Why are stability-indicating methods important in pharmaceutical analysis?
The stability-indicating assay is perhaps the single application of HPLC that has the most impact. It is the method used to establish shelf-life for pharmaceuticals. It is this HPLC assay that determines the expiry date of a drug. A pharmaceutical company will conduct thousands of stability studies to establish the shelf lives of their products.
HPLC and mass spectrometry each account for only about $5 billion of global sales. In contrast, pharmaceutical global sales are about $1.3 trillion. Even though the value of HPLC equipment sales is minuscule compared to pharmaceutical sales, HPLC is very important in affecting health and well-being when it comes to the drug development process and production.

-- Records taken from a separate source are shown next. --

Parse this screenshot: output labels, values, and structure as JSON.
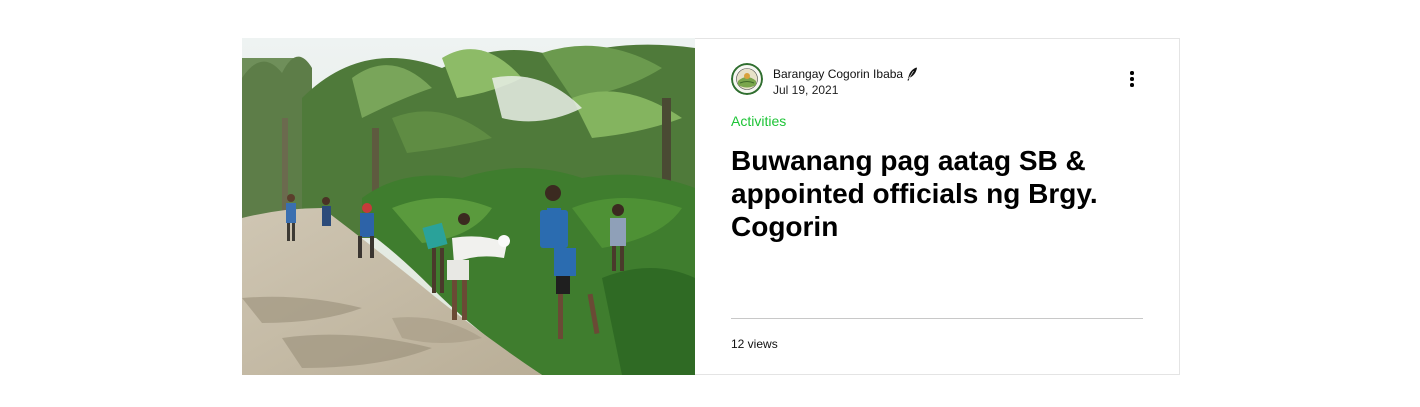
{
  "post": {
    "author_name": "Barangay Cogorin Ibaba",
    "date": "Jul 19, 2021",
    "category": "Activities",
    "title": "Buwanang pag aatag SB & appointed officials ng Brgy. Cogorin",
    "views": "12 views"
  },
  "icons": {
    "author_badge": "quill-icon",
    "menu": "more-vertical-icon"
  },
  "colors": {
    "category": "#1dc436",
    "border": "#e4e4e4",
    "divider": "#c8c8c8"
  }
}
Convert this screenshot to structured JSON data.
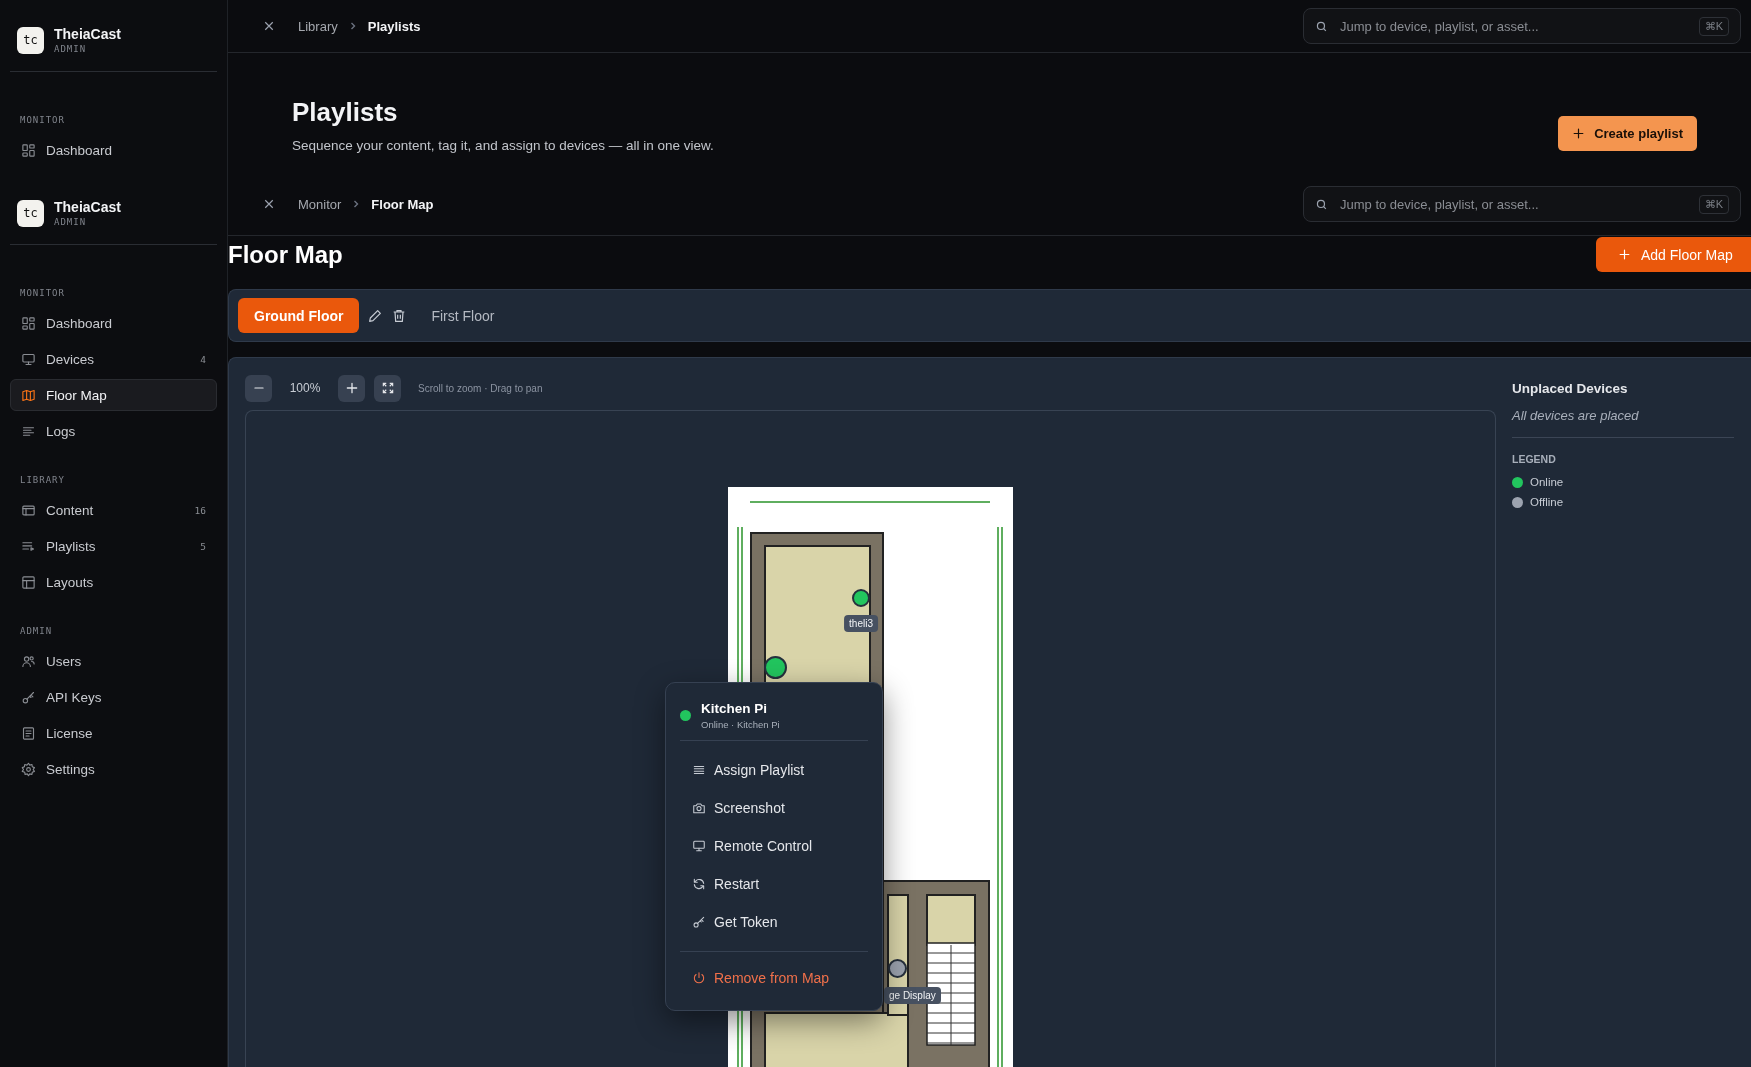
{
  "back_page": {
    "brand": {
      "logo": "tc",
      "name": "TheiaCast",
      "role": "ADMIN"
    },
    "sidebar": [
      {
        "title": "MONITOR",
        "items": [
          {
            "label": "Dashboard",
            "selected": false
          }
        ]
      }
    ],
    "breadcrumb": [
      "Library",
      "Playlists"
    ],
    "search": {
      "placeholder": "Jump to device, playlist, or asset...",
      "shortcut": "⌘K"
    },
    "title": "Playlists",
    "subtitle": "Sequence your content, tag it, and assign to devices — all in one view.",
    "create_button": "Create playlist"
  },
  "app": {
    "brand": {
      "logo": "tc",
      "name": "TheiaCast",
      "role": "ADMIN"
    },
    "sidebar": [
      {
        "title": "MONITOR",
        "items": [
          {
            "label": "Dashboard",
            "selected": false
          },
          {
            "label": "Devices",
            "count": "4",
            "selected": false
          },
          {
            "label": "Floor Map",
            "selected": true
          },
          {
            "label": "Logs",
            "selected": false
          }
        ]
      },
      {
        "title": "LIBRARY",
        "items": [
          {
            "label": "Content",
            "count": "16",
            "selected": false
          },
          {
            "label": "Playlists",
            "count": "5",
            "selected": false
          },
          {
            "label": "Layouts",
            "selected": false
          }
        ]
      },
      {
        "title": "ADMIN",
        "items": [
          {
            "label": "Users",
            "selected": false
          },
          {
            "label": "API Keys",
            "selected": false
          },
          {
            "label": "License",
            "selected": false
          },
          {
            "label": "Settings",
            "selected": false
          }
        ]
      }
    ],
    "breadcrumb": [
      "Monitor",
      "Floor Map"
    ],
    "search": {
      "placeholder": "Jump to device, playlist, or asset...",
      "shortcut": "⌘K"
    },
    "title": "Floor Map",
    "add_button": "Add Floor Map",
    "floors": [
      {
        "label": "Ground Floor",
        "selected": true
      },
      {
        "label": "First Floor",
        "selected": false
      }
    ],
    "zoom": {
      "level_text": "100%",
      "hint": "Scroll to zoom · Drag to pan"
    },
    "map": {
      "devices": [
        {
          "label": "theli3",
          "online": true
        },
        {
          "online": true
        },
        {
          "label": "ge Display",
          "online": false
        }
      ]
    },
    "popup": {
      "name": "Kitchen Pi",
      "online": true,
      "subtitle": "Online · Kitchen Pi",
      "items": [
        {
          "label": "Assign Playlist",
          "kind": "action"
        },
        {
          "label": "Screenshot",
          "kind": "action"
        },
        {
          "label": "Remote Control",
          "kind": "action"
        },
        {
          "label": "Restart",
          "kind": "action"
        },
        {
          "label": "Get Token",
          "kind": "action"
        },
        {
          "label": "Remove from Map",
          "kind": "danger"
        }
      ]
    },
    "unplaced": {
      "title": "Unplaced Devices",
      "empty_text": "All devices are placed"
    },
    "legend": {
      "title": "LEGEND",
      "items": [
        {
          "label": "Online",
          "color": "#22c55e"
        },
        {
          "label": "Offline",
          "color": "#9ca3af"
        }
      ]
    }
  }
}
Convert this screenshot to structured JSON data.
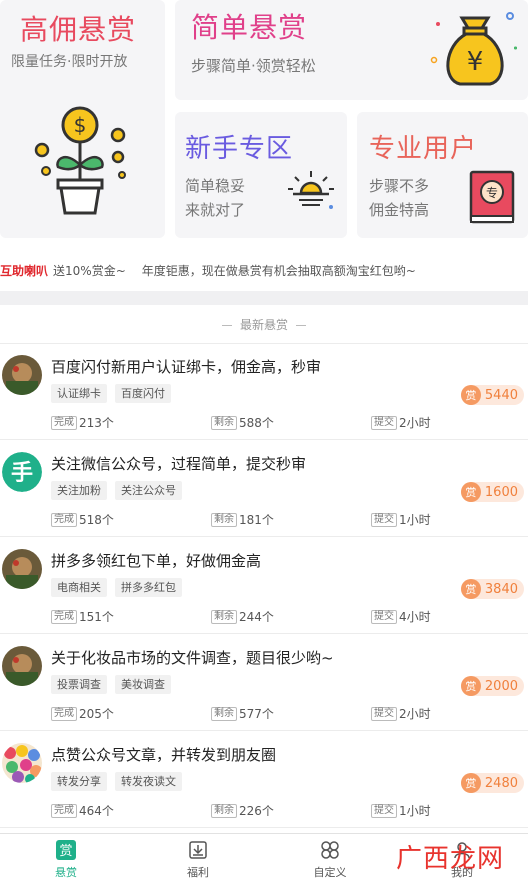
{
  "promo": {
    "big": {
      "title": "高佣悬赏",
      "subtitle": "限量任务·限时开放"
    },
    "wide": {
      "title": "简单悬赏",
      "subtitle": "步骤简单·领赏轻松"
    },
    "newbie": {
      "title": "新手专区",
      "line1": "简单稳妥",
      "line2": "来就对了"
    },
    "pro": {
      "title": "专业用户",
      "line1": "步骤不多",
      "line2": "佣金特高"
    }
  },
  "ticker": {
    "label": "互助喇叭",
    "item1": "送10%赏金~",
    "item2": "年度钜惠，现在做悬赏有机会抽取高额淘宝红包哟~"
  },
  "section": {
    "title": "最新悬赏"
  },
  "stat_labels": {
    "done": "完成",
    "left": "剩余",
    "submit": "提交"
  },
  "reward_icon_text": "赏",
  "tasks": [
    {
      "title": "百度闪付新用户认证绑卡，佣金高，秒审",
      "tags": [
        "认证绑卡",
        "百度闪付"
      ],
      "reward": "5440",
      "done": "213个",
      "left": "588个",
      "submit": "2小时"
    },
    {
      "title": "关注微信公众号，过程简单，提交秒审",
      "tags": [
        "关注加粉",
        "关注公众号"
      ],
      "reward": "1600",
      "done": "518个",
      "left": "181个",
      "submit": "1小时"
    },
    {
      "title": "拼多多领红包下单，好做佣金高",
      "tags": [
        "电商相关",
        "拼多多红包"
      ],
      "reward": "3840",
      "done": "151个",
      "left": "244个",
      "submit": "4小时"
    },
    {
      "title": "关于化妆品市场的文件调查，题目很少哟~",
      "tags": [
        "投票调查",
        "美妆调查"
      ],
      "reward": "2000",
      "done": "205个",
      "left": "577个",
      "submit": "2小时"
    },
    {
      "title": "点赞公众号文章，并转发到朋友圈",
      "tags": [
        "转发分享",
        "转发夜读文"
      ],
      "reward": "2480",
      "done": "464个",
      "left": "226个",
      "submit": "1小时"
    }
  ],
  "tabs": [
    {
      "label": "悬赏",
      "icon_text": "赏"
    },
    {
      "label": "福利"
    },
    {
      "label": "自定义"
    },
    {
      "label": "我的"
    }
  ],
  "watermark": "广西龙网",
  "colors": {
    "accent": "#1fb08a",
    "reward": "#f0803c",
    "ticker": "#e0282e"
  }
}
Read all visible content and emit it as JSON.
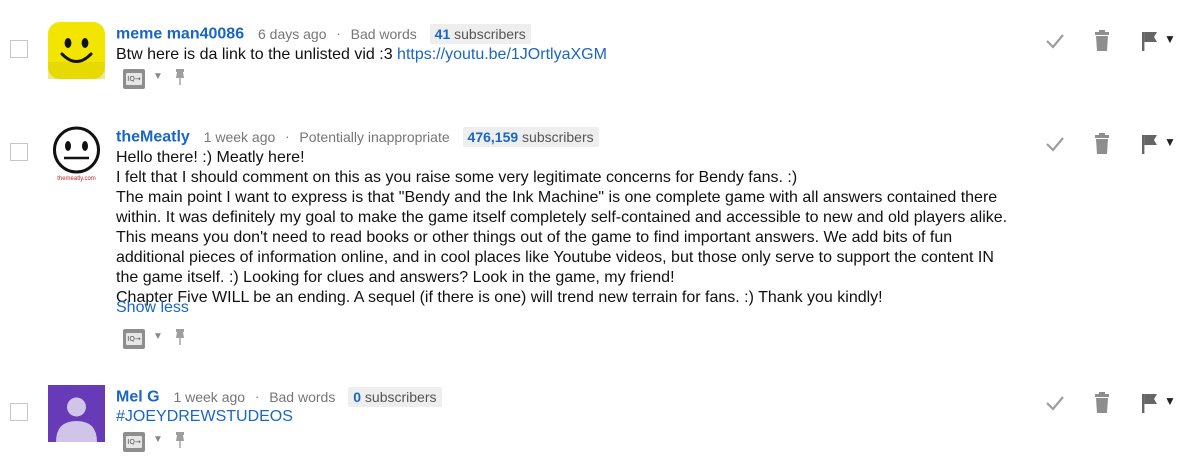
{
  "comments": [
    {
      "author": "meme man40086",
      "time": "6 days ago",
      "category": "Bad words",
      "subscribers_count": "41",
      "subscribers_label": "subscribers",
      "text": "Btw here is da link to the unlisted vid :3 ",
      "link": "https://youtu.be/1JOrtlyaXGM",
      "avatar": "yellow-smiley-avatar"
    },
    {
      "author": "theMeatly",
      "time": "1 week ago",
      "category": "Potentially inappropriate",
      "subscribers_count": "476,159",
      "subscribers_label": "subscribers",
      "lines": [
        "Hello there! :) Meatly here!",
        "I felt that I should comment on this as you raise some very legitimate concerns for Bendy fans. :)",
        "The main point I want to express is that \"Bendy and the Ink Machine\" is one complete game with all answers contained there within. It was definitely my goal to make the game itself completely self-contained and accessible to new and old players alike. This means you don't need to read books or other things out of the game to find important answers. We add bits of fun additional pieces of information online, and in cool places like Youtube videos, but those only serve to support the content IN the game itself. :) Looking for clues and answers? Look in the game, my friend!",
        "Chapter Five WILL be an ending. A sequel (if there is one) will trend new terrain for fans. :) Thank you kindly!"
      ],
      "show_less": "Show less",
      "avatar": "themeatly-face-avatar",
      "avatar_caption": "themeatly.com"
    },
    {
      "author": "Mel G",
      "time": "1 week ago",
      "category": "Bad words",
      "subscribers_count": "0",
      "subscribers_label": "subscribers",
      "text": "#JOEYDREWSTUDEOS",
      "avatar": "default-person-avatar"
    }
  ],
  "icons": {
    "reply": "reply-icon",
    "dropdown": "chevron-down-icon",
    "pin": "pin-icon",
    "approve": "check-icon",
    "remove": "trash-icon",
    "flag": "flag-icon"
  },
  "colors": {
    "link": "#1a66c4",
    "muted": "#767676",
    "badge_bg": "#eeeeee",
    "icon_gray": "#8e8e8e",
    "avatar_purple": "#673ab7",
    "avatar_yellow": "#f2e500"
  }
}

Before a drug can be marketed it needs to have proven safety and efficacy - both depend on the purity of the drug. Impurities can make the drug unsafe and the level of drug potency depends on how much of the active pharmaceutical ingredient (API) is present. In order for pharmaceutical companies to be certain of the purity of their drugs they conduct numerous quality control analyses.
Acceptable potency is specified for each drug using the HPLC stability-indicating assay, which ensures that each batch of drug product is within 5-10% of the target level (label claim). Similarly, it must confirm that the level of impurities is acceptably low, for example, a maximum of 0.1 - 1% of the total drug. HPLC is a primary tool for the quality control of pharmaceuticals, for both large and small molecules.
The stability-indicating assay for drug purity is important because the purity of drugs is equated with quality and safety. Stability studies are required by regulatory bodies such as the US FDA (United States Food and Drug Administration), or the EMA (European Medicines Agency) in Europe. The purity of the drug must be within specification before it can be sold (release testing) and within the stated expiration date under the recommended storage conditions. Consequently, HPLC is pivotal to the pharmaceutical industry and hundreds of thousands of HPLCs are being used for this purpose alone. More than 50% of HPLC is in the pharmaceutical industry.